By utilizing TfidfVectorizer module, 539 most important terms of this corpus come to existance. In the next step one can implement NMF Sklearn module to make document-topic and topic-term matrices. Again for more information about the functions one can study the tutorial part.

## NMF
I made a small function to make an NMF object, then use it in the display_topic() function.

In [10]:
def nmf_maker(df, topic_number):
    nmf_model = NMF(topic_number)
    doc_topic = nmf_model.fit_transform(df)
    return nmf_model, doc_topic

def display_topics(model, feature_names, num_top_words, topic_names=None):
    '''Given an NMF model, feature_names, and number of top words, print 
       topic number and its top feature names, up to specified number of top words.'''
    # iterate through topics in topic-term matrix, 'H' aka
    # model.components_
    for ix, topic in enumerate(model.components_):
        #print topic, topic number, and top words
        # if there is no topic or term print
        if not topic_names or not topic_names[ix]:
            print("\nTopic ", ix)
        # print topics and their most frequent words
        else:
            print("\nTopic: '",topic_names[ix],"'")
        print(", ".join([feature_names[i] \
             for i in topic.argsort()[:-num_top_words - 1:-1]]))

In [12]:
nmf_model, doc_topic = nmf_maker(data_dtm_noun, 5)
display_topics(nmf_model, tv_noun.get_feature_names_out(), 10)




Topic  0
quantum, protocol, measurement, information, channel, qubit, algorithm, error, gate, qubits

Topic  1
time, equation, theory, particle, function, model, energy, space, quantum, field

Topic  2
photon, cavity, mode, atom, field, frequency, source, light, laser, emission

Topic  3
state, entanglement, measurement, correlation, measure, entropy, inequality, qubit, ground, bound

Topic  4
spin, phase, field, interaction, transition, model, electron, chain, atom, temperature


I explored a range of topics, varying from 5 to 20, within the corpus.
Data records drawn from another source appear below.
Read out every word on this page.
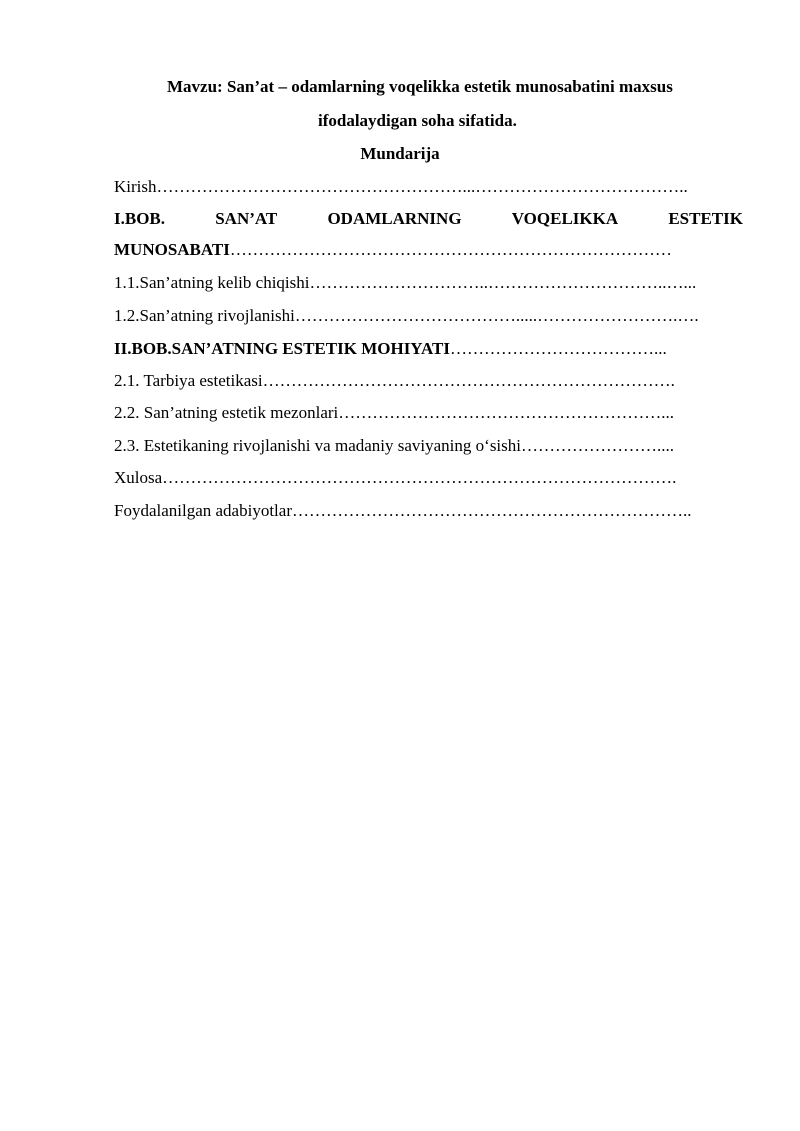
Mavzu: San’at – odamlarning voqelikka estetik munosabatini maxsus
ifodalaydigan soha sifatida.
Mundarija
Kirish………………………………………………...………………………………..
I.BOB.	SAN’AT	ODAMLARNING	VOQELIKKA	ESTETIK
MUNOSABATI……………………………………………………………………
1.1.San’atning kelib chiqishi…………………………..…………………………..…...
1.2.San’atning rivojlanishi………………………………….....…………………….….
II.BOB.SAN’ATNING ESTETIK MOHIYATI………………………………...
2.1. Tarbiya estetikasi……………………………………………………………….
2.2. San’atning estetik mezonlari…………………………………………………...
2.3. Estetikaning rivojlanishi va madaniy saviyaning o‘sishi……………………....
Xulosa……………………………………………………………………………….
Foydalanilgan adabiyotlar……………………………………………………………..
Through this experimentation, I discovered that extracting five topics successfully captured the five primary subcategories of Quantum Physics. As the number of topics increased, these major subjects further fragmented into their respective sub-parts. This fragmentation remains valid, considering that each major subtopic comprises numerous distinct components. However, for the purpose of this limited study, isolating the primary subject of quantum mechanics should suffice. Therefore, I will proceed with these five major topics, assigning them names and creating a corresponding dictionary. Subsequently, I will employ various analysis and visualization techniques to further investigate them.